Des chercheurs de la Faculté de médecine viennent de démontrer qu'il est possible de recourir au génie génétique pour réparer le gène défectueux qui cause la dystrophie musculaire de Duchenne. Pierre Chapdelaine, Christophe Pichavant, Joël Rousseau et Jacques P. Tremblay, du Centre de recherche du CHUQ, et leur collègue Frédéric Pâques de la firme française Cellectis, font la démonstration du potentiel de cette nouvelle approche thérapeutique dans un article publié aujourd'hui, 15 avril, dans l'édition en ligne de la revue scientifique Gene Therapy.
   
La dystrophie musculaire de Duchenne est une maladie héréditaire qui frappe un garçon sur 3 500. Elle entraîne une dégénérescence progressive des muscles qui s'amorce dès la petite enfance et qui confine les malades à un fauteuil roulant à partir de l'adolescence. La maladie s'attaque aussi aux autres muscles, notamment les muscles respiratoires, et comme il n'existe pas de traitements efficaces et durables, la plupart des personnes atteintes meurent avant l’âge de 25 ans. La dystrophie de Duchenne est causée par des mutations qui affectent une protéine appelée dystrophine. Ces mutations, qui altèrent la séquence normale des nucléotides du gène, provoquent l'arrêt soudain de la synthèse protéique.

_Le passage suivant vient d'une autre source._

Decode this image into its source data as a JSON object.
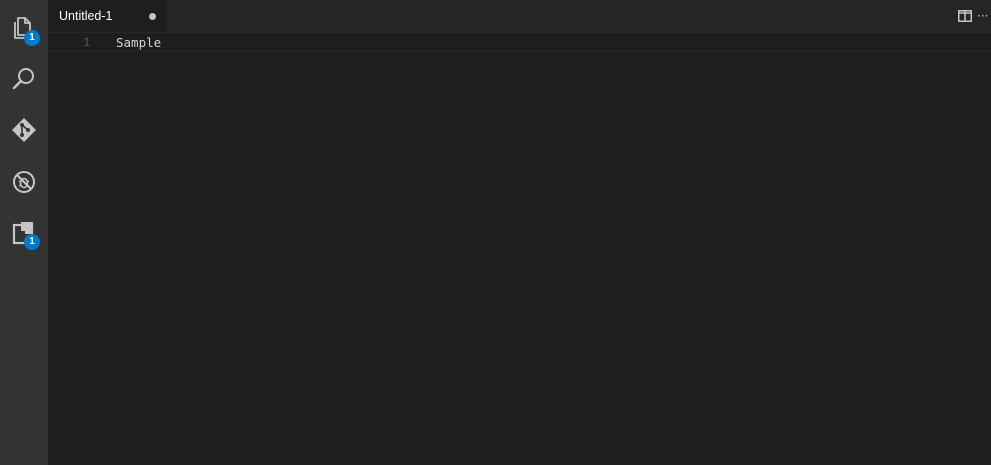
{
  "activity_bar": {
    "items": [
      {
        "name": "explorer",
        "icon": "files-icon",
        "badge": "1"
      },
      {
        "name": "search",
        "icon": "search-icon",
        "badge": ""
      },
      {
        "name": "source-control",
        "icon": "git-icon",
        "badge": ""
      },
      {
        "name": "debug",
        "icon": "debug-icon",
        "badge": ""
      },
      {
        "name": "extensions",
        "icon": "extensions-icon",
        "badge": "1"
      }
    ]
  },
  "editor": {
    "tabs": [
      {
        "label": "Untitled-1",
        "dirty": true
      }
    ],
    "lines": [
      {
        "number": "1",
        "text": "Sample"
      }
    ]
  },
  "colors": {
    "activity_bar_bg": "#333333",
    "editor_bg": "#1e1e1e",
    "tab_strip_bg": "#252526",
    "badge_bg": "#007acc",
    "icon_color": "#c5c5c5"
  }
}
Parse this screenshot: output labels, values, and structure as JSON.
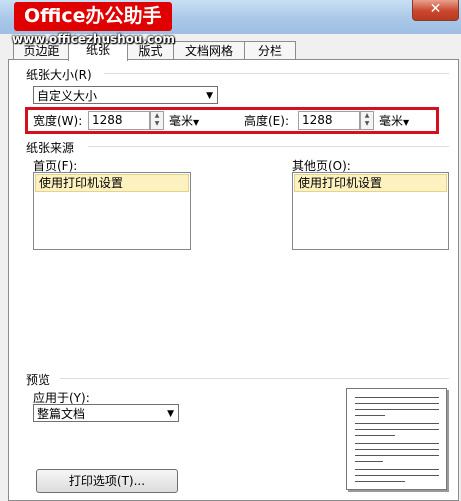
{
  "brand": {
    "logo_text": "Office办公助手",
    "watermark": "www.officezhushou.com"
  },
  "window": {
    "close_glyph": "✕"
  },
  "tabs": [
    {
      "label": "页边距"
    },
    {
      "label": "纸张"
    },
    {
      "label": "版式"
    },
    {
      "label": "文档网格"
    },
    {
      "label": "分栏"
    }
  ],
  "paper_size": {
    "section_label": "纸张大小(R)",
    "selected": "自定义大小",
    "width_label": "宽度(W):",
    "width_value": "1288",
    "width_unit": "毫米",
    "height_label": "高度(E):",
    "height_value": "1288",
    "height_unit": "毫米"
  },
  "paper_source": {
    "section_label": "纸张来源",
    "first_page_label": "首页(F):",
    "first_page_item": "使用打印机设置",
    "other_pages_label": "其他页(O):",
    "other_pages_item": "使用打印机设置"
  },
  "preview": {
    "section_label": "预览",
    "apply_to_label": "应用于(Y):",
    "apply_to_value": "整篇文档"
  },
  "print_options_button": "打印选项(T)..."
}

Les protéines non fonctionnelles qui en résultent sont rapidement éliminées par l'organisme.
   
Les chercheurs de la Faculté de médecine se sont associés à Cellectis, une firme française spécialisée dans l'ingénierie des génomes, dans le but de concevoir et de produire des enzymes, appelées méganucléases, capables de reconnaître et d'exciser les régions mutées du génome des personnes atteintes de dystrophie de Duchenne. Les chercheurs misent ensuite sur les mécanismes de réparation naturelle de l'ADN pour reconstituer, dans une certaine proportion des cas, la séquence de lecture du gène fonctionnel. En raison des particularités des cellules musculaires (elles résultent de la fusion de nombreuses cellules plus petites appelées myoblastes), il n'est pas nécessaire que la mutation soit corrigée dans toutes les cellules pour restaurer la fonction normale des muscles.
   
Lors d'essais in vitro, les chercheurs ont introduit des gènes codant pour différentes méganucléases dans des cellules musculaires humaines. Ils ont répété l'expérience in vivo avec des souris porteuses d'une mutation qui cause la maladie. Les deux séries de tests ont montré que, dans un certain pourcentage de cas, les méganucléases conduisent à la restauration de la séquence normale des nucléotides du gène et à l'expression du gène de la dystrophine dans les cellules musculaires.
   
Il reste encore beaucoup d'étapes à franchir avant d'envisager le recours à cette approche chez l'humain, prévient le professeur Tremblay pour calmer l'enthousiasme que pourrait générer cette preuve de concept. Il faudra d'abord démontrer, chez des animaux de laboratoire, qu'il est possible d'introduire directement une méganucléase ciblée dans les cellules musculaires (l'introduction des gènes de méganucléases conduit à des résultats trop imprévisibles) et que la synthèse de dystrophine fonctionnelle peut en résulter. «Il faudra sans doute de deux à trois ans pour y arriver, estime le chercheur. Les phases subséquentes, incluant des essais sur des sujets humains, pourraient prendre encore plus de temps.»